United States Various: Aleksandra Kurzak (soprano), Roberto Alagna (tenor), Chorus and Orchestra of San Francisco Opera / Eun Sun Kim (conductor). War Memorial Opera House, San Francisco, 8.9.2023. (HS)
Mascagni – ‘Regina Coeli … Inneggiamo’; ‘Tu qui Santuzza’; Intermezzo (from Cavalleria rusticana) with Olivia Smith, soprano
Saint-Saëns – ‘Un jour de nous tu détournas ta face . . . Arrêtez ô mes frères . . . Et nous rend l’espérance’; Bacchanale (from Samson et Dalila)
Puccini – ‘Vissi d’arte’ (from Tosca); ‘Tu, tu, amore? Tu?’ (from Manon Lescaut)
Leoncavallo – ‘Vesti la giubba’ (from Pagliacci)
Di Chiara – ‘La Spagnola’
Brodszky – ‘Be My Love’
Mendozo – ‘Cielito lindo’
David Alagna – ‘Libertà’
Lehár – ‘Lippen Schweigen’ (from The Merry Widow)
Denza – ‘Funiculì funiculà’
Verdi – ‘Libiamo’ (from La traviata)
San Francisco Opera tried something different as it officially opened its 2023-24 season in the War Memorial Opera House. Instead of herding a big-spending audience from the opera ball across the street at City Hall to an actual opera, which often produced a mix of rapt attention and snoozing among those in the seats, the company put on a concert featuring soprano Aleksandra Kurzak and tenor Roberto Alagna.
The husband-and-wife team both have worldwide careers. For Kurzak it was her first appearance at San Francisco Opera since a fine Gilda in Verdi’s Rigoletto in 2011. Alagna, in his fourth decade as an opera soloist, was finally making his company debut.
They took on the nearly two-hour lineup of mostly popular Romantic-era opera excerpts without an intermission to catch their breaths. That might have been a mistake, as Alagna (in particular) noticeably tired by the end of a late set of six songs ranging from ‘La Spagnola’ to ‘Funiculì funiculà’.
Their singing and that of the stalwart San Francisco Opera chorus, along with the orchestra led by music director Eun Sun Kim, got through it without any serious incident. Something was missing, though – the very thing general director Matthew Shilvock evoked repeatedly in his introductions throughout the evening: passion.

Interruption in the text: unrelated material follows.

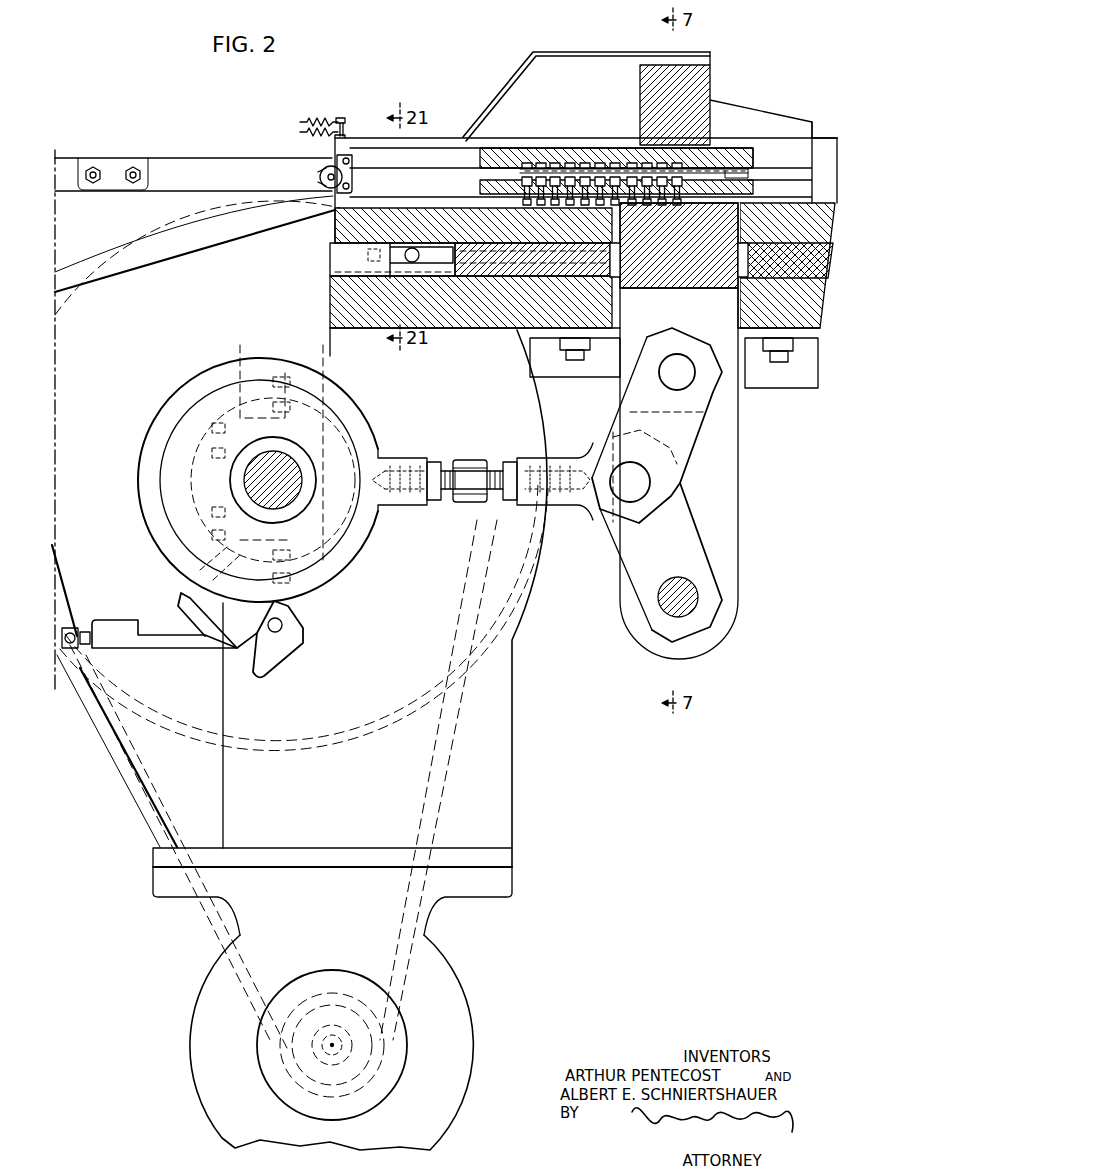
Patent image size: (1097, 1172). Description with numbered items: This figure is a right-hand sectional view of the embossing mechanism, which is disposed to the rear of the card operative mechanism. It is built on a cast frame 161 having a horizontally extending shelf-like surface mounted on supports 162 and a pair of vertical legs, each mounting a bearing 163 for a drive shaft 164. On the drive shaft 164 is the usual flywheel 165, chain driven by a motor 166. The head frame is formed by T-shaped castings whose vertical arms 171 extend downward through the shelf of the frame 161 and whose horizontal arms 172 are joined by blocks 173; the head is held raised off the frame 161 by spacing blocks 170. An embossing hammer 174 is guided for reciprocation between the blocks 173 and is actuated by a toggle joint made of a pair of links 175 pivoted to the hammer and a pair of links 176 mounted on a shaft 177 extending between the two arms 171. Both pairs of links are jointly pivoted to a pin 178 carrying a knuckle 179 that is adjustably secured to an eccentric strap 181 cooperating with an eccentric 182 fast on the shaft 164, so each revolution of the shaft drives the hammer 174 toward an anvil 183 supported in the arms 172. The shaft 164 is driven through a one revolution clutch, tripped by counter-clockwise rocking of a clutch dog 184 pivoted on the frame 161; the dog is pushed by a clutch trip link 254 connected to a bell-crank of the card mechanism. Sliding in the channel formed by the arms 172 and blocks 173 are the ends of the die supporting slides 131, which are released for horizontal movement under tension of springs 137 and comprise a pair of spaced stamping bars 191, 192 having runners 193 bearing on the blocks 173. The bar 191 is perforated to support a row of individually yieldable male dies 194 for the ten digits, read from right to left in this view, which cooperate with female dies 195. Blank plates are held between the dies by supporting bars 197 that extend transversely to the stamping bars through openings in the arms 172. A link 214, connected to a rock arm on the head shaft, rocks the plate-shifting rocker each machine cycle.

If the program was intended to encourage new audiences to opera with the emotional power of the art form, the scenes from Cavalleria rusticana, Samson et Dalila, Tosca, Manon Lescaut and Pagliacci should have positively dripped with fervor, ardor and other stirred-up feelings. The problem was that neither of the soloists dropped their guard and let the music rip – absolutely necessary to deliver this music fully. Try as she might, Kim could not quite whip up the orchestra to reach the abandon of the Bacchanale from Samson et Dalila or, for that matter, get the bounce in the Neapolitan songs.
For their part, Kurzak and Alagna sang with their usual beauty of tone and cut attractive figures in her black-and-gold gown and his maroon jacket. Alagna delivered big sound in ‘Et nous rend l’espérance’, Samson’s pep talk to the down-in-the-mouth Hebrews, and Canio’s ‘Vesti la giubba’, but he acted with little effect in duets from Cavalleria and Manon Lescaut that demanded intense confrontation. Kurzak did her part, adding acting intensity to gorgeous high notes (both softly and full power), phrased with admirable care.
Despite that emphasis on passion, the evening’s best moments were the quieter ones. Among the excerpts from Cavalleria was the chorus’s graceful and heartfelt ‘Regina coeli’ and a superbly detailed reading of the orchestral Intermezzo. Orchestra and soloist created a magical opening to the familiar aria ‘Vissi d’arte’ and brought a lovely lilt to the famous waltz duet from Lehár’s The Merry Widow.
If only the confrontational music had delivered the same wattage, this might have been a concert to remember.
The closing set of mostly Neapolitan songs was spiced up by an arrangement of the Mariachi song ‘Cielito Lindo’ and a new song by Alagna’s younger brother David. ‘Libertà’, his anthem to the sun and the moon, made a fine first impression.
That, alas, was the only new music on the entire program. There is plenty of new material in the upcoming eight operas: among the company debuts are The (R)evolution of Steve Jobs by Mason Bates, Omar by Rihanna Giddens and Innocence by Kaija Saariaho. There is plenty of passion in them too.